MALT (Multi-Agent LLM Training) changes this by using a team of specialized LLMs that each have different roles: one model generates ideas, another checks those ideas, and a third refines them. This setup allows the models to work together in a structured way. The researchers also developed a method to create synthetic data that helps the models learn from both successful and unsuccessful attempts at solving problems. By training these models in this collaborative manner, MALT improves their ability to reason correctly across various tasks.
Why it matters?
This research is significant because it paves the way for more advanced AI systems that can work together like a team.

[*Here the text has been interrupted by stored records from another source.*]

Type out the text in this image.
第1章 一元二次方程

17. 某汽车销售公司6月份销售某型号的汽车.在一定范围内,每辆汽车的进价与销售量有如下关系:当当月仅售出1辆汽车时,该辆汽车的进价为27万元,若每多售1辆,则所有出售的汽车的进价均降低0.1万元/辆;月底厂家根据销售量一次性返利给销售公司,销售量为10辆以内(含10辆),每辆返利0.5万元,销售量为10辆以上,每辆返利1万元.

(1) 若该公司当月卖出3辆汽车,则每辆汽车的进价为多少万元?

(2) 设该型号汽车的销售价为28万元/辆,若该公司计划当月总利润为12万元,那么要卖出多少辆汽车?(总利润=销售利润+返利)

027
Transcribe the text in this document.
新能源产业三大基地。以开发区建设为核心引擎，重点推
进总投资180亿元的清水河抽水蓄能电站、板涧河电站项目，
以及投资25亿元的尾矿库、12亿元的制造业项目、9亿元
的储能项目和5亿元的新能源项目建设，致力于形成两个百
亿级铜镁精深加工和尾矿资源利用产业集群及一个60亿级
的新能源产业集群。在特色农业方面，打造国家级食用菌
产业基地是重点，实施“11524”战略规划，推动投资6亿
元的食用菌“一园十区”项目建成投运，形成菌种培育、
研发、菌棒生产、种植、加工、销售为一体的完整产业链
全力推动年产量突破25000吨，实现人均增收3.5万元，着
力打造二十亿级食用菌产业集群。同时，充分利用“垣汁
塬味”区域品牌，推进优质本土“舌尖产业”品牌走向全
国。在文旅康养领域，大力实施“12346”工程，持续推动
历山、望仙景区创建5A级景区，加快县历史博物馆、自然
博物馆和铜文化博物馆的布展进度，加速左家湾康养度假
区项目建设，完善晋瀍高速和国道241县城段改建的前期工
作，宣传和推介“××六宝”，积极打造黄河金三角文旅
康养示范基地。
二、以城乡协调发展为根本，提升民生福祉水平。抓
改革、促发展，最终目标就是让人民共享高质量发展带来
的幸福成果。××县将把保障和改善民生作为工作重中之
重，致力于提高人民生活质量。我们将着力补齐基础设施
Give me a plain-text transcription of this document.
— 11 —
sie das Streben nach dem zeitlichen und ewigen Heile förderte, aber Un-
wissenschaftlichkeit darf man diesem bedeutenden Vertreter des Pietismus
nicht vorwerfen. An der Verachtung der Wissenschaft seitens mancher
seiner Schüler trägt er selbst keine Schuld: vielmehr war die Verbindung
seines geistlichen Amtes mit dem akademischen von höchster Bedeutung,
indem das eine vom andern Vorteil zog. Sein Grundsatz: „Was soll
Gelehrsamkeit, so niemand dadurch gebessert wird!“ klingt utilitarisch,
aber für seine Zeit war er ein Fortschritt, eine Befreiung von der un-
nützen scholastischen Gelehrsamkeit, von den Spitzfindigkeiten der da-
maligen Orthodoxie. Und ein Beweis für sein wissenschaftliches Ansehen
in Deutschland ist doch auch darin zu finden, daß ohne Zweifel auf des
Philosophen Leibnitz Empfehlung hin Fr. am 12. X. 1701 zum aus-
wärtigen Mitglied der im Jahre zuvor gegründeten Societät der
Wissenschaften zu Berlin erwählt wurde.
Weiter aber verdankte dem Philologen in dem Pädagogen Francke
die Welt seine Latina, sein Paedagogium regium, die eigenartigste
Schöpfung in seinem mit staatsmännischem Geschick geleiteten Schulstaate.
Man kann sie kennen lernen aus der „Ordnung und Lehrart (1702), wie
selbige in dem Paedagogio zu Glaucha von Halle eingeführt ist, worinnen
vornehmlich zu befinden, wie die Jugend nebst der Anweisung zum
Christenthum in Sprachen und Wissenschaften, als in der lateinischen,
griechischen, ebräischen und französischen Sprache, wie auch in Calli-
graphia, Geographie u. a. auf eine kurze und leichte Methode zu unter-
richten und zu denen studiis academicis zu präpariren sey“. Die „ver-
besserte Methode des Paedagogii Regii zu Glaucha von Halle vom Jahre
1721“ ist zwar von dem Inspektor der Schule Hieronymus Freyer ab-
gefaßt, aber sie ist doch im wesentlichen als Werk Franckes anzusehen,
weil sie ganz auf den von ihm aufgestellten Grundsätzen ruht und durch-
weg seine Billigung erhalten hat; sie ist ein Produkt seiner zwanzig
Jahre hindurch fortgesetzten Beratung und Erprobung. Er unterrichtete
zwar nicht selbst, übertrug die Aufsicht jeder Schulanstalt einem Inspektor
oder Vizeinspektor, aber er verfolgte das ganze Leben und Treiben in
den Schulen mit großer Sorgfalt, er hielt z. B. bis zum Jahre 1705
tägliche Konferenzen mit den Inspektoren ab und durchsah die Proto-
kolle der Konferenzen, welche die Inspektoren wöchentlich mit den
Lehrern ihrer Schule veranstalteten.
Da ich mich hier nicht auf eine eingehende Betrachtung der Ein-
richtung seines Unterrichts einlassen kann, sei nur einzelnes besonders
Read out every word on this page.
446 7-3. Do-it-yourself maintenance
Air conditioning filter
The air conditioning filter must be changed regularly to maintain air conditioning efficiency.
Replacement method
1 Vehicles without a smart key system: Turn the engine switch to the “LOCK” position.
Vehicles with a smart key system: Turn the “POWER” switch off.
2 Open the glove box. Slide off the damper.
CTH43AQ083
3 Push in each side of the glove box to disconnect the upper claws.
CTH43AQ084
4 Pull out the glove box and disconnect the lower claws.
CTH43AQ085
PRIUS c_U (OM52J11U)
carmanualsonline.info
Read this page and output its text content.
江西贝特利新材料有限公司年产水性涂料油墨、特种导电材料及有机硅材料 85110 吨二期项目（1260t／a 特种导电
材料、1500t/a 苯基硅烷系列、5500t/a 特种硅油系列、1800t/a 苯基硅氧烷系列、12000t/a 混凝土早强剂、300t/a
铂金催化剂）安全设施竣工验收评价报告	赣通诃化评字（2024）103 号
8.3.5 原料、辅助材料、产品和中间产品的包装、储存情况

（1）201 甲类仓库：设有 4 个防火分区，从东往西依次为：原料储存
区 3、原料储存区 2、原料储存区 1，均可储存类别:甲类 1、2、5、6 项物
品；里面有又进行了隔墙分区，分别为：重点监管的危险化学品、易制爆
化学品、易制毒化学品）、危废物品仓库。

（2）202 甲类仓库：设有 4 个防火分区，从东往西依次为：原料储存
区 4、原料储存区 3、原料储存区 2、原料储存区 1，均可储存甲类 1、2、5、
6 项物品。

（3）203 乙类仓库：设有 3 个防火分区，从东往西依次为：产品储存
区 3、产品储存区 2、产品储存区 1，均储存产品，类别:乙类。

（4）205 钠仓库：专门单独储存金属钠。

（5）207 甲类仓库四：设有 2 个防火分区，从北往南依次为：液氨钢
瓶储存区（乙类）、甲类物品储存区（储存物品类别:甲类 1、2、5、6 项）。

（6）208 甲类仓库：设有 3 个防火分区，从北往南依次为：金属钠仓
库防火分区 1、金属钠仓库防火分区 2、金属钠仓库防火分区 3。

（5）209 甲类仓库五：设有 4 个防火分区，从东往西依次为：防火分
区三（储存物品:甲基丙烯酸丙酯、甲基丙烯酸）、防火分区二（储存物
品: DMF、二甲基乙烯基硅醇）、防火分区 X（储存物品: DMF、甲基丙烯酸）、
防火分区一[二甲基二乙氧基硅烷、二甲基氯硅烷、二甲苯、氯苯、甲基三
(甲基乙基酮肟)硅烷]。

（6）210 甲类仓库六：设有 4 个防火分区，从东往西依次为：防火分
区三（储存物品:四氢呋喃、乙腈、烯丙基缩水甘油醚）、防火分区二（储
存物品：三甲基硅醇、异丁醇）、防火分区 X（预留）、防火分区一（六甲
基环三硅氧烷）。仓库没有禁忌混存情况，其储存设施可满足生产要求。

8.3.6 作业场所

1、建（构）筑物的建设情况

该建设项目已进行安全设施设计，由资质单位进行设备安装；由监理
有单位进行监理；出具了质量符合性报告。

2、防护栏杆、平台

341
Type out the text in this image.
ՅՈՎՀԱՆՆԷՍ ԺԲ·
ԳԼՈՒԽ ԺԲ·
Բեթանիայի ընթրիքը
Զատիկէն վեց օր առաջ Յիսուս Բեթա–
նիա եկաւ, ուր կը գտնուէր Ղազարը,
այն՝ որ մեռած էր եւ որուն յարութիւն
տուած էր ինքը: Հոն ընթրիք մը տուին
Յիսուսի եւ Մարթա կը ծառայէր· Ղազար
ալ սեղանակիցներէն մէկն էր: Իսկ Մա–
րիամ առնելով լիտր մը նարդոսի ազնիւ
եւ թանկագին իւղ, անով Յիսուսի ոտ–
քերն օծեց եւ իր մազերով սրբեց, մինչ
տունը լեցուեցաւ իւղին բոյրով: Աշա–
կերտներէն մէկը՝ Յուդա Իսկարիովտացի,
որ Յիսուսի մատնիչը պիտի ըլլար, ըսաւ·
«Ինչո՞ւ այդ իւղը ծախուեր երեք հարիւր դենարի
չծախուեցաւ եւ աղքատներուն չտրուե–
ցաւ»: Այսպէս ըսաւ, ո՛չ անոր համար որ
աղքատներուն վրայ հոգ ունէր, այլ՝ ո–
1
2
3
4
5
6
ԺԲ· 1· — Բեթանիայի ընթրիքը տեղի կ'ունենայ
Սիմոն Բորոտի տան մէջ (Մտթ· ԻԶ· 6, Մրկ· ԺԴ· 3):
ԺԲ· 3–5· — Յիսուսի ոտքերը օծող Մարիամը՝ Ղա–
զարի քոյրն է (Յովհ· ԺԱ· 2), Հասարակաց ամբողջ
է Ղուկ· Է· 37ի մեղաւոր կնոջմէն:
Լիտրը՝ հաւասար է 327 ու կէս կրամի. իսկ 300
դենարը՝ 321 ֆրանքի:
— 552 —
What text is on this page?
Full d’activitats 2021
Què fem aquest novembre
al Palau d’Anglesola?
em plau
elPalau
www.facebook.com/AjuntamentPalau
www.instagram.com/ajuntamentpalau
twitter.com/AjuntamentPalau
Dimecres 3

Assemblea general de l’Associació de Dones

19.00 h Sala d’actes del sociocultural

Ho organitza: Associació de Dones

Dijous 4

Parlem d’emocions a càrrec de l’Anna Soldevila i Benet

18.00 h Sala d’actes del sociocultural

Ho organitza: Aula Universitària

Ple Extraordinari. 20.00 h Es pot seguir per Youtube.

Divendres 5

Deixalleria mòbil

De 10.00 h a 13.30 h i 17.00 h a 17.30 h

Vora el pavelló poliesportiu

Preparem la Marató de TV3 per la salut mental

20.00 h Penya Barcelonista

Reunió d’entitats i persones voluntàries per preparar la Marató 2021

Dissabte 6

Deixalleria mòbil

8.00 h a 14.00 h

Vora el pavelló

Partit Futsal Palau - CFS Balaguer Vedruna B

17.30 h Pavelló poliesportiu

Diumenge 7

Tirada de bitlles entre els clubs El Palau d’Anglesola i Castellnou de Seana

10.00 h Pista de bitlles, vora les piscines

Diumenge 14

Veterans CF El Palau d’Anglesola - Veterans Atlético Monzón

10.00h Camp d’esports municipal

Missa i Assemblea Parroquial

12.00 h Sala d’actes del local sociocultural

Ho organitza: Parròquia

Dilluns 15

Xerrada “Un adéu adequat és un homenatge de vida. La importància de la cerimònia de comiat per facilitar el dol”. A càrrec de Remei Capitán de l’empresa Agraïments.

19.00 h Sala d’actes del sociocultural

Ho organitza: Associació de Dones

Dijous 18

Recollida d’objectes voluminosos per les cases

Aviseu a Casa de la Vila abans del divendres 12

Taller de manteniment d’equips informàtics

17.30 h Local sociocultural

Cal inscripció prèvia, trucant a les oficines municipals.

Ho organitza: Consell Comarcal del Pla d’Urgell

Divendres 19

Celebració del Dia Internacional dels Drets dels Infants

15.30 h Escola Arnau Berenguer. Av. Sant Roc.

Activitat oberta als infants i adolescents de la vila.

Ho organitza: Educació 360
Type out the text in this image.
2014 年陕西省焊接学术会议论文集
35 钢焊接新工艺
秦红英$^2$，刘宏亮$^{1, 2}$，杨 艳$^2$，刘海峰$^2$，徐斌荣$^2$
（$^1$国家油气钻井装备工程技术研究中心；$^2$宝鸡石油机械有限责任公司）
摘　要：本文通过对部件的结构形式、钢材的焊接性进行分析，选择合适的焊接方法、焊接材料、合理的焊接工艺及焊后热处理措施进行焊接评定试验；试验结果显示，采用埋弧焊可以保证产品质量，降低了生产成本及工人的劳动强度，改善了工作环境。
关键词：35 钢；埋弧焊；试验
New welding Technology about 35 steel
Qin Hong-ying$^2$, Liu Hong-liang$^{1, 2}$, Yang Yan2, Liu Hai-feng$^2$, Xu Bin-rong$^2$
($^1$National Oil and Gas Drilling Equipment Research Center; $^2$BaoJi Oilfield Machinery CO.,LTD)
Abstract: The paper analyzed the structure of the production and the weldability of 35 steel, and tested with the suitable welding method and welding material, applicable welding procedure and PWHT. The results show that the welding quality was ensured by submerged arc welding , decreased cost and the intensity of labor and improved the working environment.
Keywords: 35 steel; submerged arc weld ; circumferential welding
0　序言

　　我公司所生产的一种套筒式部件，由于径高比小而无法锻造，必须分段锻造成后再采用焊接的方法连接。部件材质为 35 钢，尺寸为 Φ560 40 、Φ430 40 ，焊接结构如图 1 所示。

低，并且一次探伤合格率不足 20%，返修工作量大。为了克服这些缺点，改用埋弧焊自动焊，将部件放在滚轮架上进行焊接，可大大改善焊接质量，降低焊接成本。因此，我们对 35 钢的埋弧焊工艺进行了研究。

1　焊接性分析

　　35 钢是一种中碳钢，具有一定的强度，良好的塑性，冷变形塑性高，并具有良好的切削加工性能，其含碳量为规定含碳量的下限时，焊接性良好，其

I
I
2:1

By improving how LLMs collaborate, MALT can lead to better performance on complex reasoning tasks, which can be applied in many areas such as education, research, and real-world problem-solving. This could ultimately enhance the capabilities of AI in various fields and make them more useful in everyday applications.
Abstract
Enabling effective collaboration among LLMs is a crucial step toward developing autonomous systems capable of solving complex problems. While LLMs are typically used as single-model generators, where humans critique and refine their outputs, the potential for jointly-trained collaborative models remains largely unexplored. Despite promising results in multi-agent communication and debate settings, little progress has been made in training models to work together on tasks. In this paper, we present a first step toward "Multi-agent LLM training" (MALT) on reasoning problems. Our approach employs a sequential multi-agent setup with heterogeneous LLMs assigned specialized roles: a generator, verifier, and refinement model iteratively solving problems. We propose a trajectory-expansion-based synthetic data generation process and a credit assignment strategy driven by joint outcome based rewards. This enables our post-training setup to utilize both positive and negative trajectories to autonomously improve each model's specialized capabilities as part of a joint sequential system. We evaluate our approach across MATH, GSM8k, and CQA, where MALT on Llama 3.1 8B models achieves relative improvements of 14.14%, 7.12%, and 9.40% respectively over the same baseline model. This demonstrates an early advance in multi-agent cooperative capabilities for performance on mathematical and common sense reasoning questions. More generally, our work provides a concrete direction for research around multi-agent LLM training approaches.